What Is Mindfulness?

Live as if you've just been born

Close-up of statue of an Asian lady surrounded by cornflowers and poppies.
The Lady in the garden, representing mindfulness at Evergreen.

I’ve been writing weekly on the general topic of mindfulness for four and a half years and yet I still hesitate to write this particular blog.

I wrote the heading a couple of months ago and it’s been haunting me ever since. Every time I turn on the computer, the little document icon labelled “What is Mindfulness?” flashes at me, daring me to do something about it. Hardly a mindful way to live!

One tricky thing about trying to define mindfulness is that it has become a cliché implying someone sitting on a cushion with legs crossed, eyes closed, and palms upwards on the lap, murmuring om.

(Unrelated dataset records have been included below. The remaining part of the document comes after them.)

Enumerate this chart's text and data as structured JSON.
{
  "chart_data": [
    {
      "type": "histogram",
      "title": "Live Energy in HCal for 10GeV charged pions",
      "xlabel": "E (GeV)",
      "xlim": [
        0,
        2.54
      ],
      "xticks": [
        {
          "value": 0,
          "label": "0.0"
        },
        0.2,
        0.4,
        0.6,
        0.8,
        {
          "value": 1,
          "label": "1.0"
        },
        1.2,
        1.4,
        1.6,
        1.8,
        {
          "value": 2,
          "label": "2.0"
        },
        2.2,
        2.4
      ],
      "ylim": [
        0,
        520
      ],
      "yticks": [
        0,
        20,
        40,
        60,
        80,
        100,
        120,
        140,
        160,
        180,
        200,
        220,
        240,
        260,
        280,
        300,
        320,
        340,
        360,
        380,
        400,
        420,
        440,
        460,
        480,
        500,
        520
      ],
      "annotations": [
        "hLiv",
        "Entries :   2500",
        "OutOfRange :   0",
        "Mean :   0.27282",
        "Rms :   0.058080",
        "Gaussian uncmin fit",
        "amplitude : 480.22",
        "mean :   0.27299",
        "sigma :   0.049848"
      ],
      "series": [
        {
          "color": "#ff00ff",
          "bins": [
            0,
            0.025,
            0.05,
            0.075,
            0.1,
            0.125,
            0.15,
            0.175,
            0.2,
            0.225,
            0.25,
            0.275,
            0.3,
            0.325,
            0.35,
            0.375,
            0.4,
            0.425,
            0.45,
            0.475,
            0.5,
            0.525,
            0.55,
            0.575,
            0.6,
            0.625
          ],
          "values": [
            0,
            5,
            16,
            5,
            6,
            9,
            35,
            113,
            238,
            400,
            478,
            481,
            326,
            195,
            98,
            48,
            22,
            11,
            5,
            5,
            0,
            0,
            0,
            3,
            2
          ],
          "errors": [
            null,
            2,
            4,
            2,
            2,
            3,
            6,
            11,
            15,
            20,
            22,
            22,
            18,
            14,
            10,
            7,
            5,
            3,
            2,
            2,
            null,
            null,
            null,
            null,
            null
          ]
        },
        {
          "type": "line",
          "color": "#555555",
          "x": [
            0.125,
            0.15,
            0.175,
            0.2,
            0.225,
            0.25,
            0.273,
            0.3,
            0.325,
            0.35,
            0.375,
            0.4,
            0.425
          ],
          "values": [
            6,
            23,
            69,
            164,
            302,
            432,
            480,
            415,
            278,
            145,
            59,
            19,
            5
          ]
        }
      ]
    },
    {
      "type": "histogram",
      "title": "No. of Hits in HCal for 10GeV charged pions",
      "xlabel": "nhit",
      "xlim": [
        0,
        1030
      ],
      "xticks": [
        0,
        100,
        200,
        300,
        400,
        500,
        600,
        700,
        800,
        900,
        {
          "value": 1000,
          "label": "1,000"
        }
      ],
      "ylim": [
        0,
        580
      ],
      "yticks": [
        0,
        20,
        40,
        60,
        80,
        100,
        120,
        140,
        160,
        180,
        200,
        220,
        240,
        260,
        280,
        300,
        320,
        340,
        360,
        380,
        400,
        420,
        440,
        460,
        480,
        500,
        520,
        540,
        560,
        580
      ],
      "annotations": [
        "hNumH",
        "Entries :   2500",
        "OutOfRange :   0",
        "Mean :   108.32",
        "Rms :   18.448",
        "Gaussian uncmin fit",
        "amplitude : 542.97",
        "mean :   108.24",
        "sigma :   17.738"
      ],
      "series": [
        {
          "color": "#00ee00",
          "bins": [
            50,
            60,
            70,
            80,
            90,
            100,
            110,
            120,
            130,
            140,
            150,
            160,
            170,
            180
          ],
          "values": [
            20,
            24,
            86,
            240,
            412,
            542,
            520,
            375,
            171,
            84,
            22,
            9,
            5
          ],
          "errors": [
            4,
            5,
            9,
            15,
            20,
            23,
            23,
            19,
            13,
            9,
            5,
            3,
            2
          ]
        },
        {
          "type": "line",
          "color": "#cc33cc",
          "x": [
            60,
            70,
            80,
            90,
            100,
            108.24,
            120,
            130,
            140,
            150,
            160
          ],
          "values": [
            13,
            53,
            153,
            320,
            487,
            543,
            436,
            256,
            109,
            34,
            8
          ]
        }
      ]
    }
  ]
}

This ancient practice has proven benefits, but mindfulness has a much larger application. It can be brought to moments when life is going off all around you like firecrackers on New Year’s Eve.

Another tricky thing about mindfulness is that it’s the opposite of what it seems to mean.

Mindfulness isn’t focussing on your mind.

To bring some clarity to this tricky subject, let’s look at the opposite of mindfulness.

Normally, no matter what happens to you, you have a strong, immediate opinion about it. It’s good or bad; it should be, or it shouldn’t be. It’s difficult or disastrous or diabolical. These automatic opinions make you react. You’re jerked about like a clumsy puppet by your thoughts. You become angry or annoyed. You fume or fret. You ridicule or revile. Your emotional reactions follow your thoughts, spewing forth in a volcanic manner reminding bystanders of Mt Vesuvius in 79 CE. This is not mindfulness. This is madness.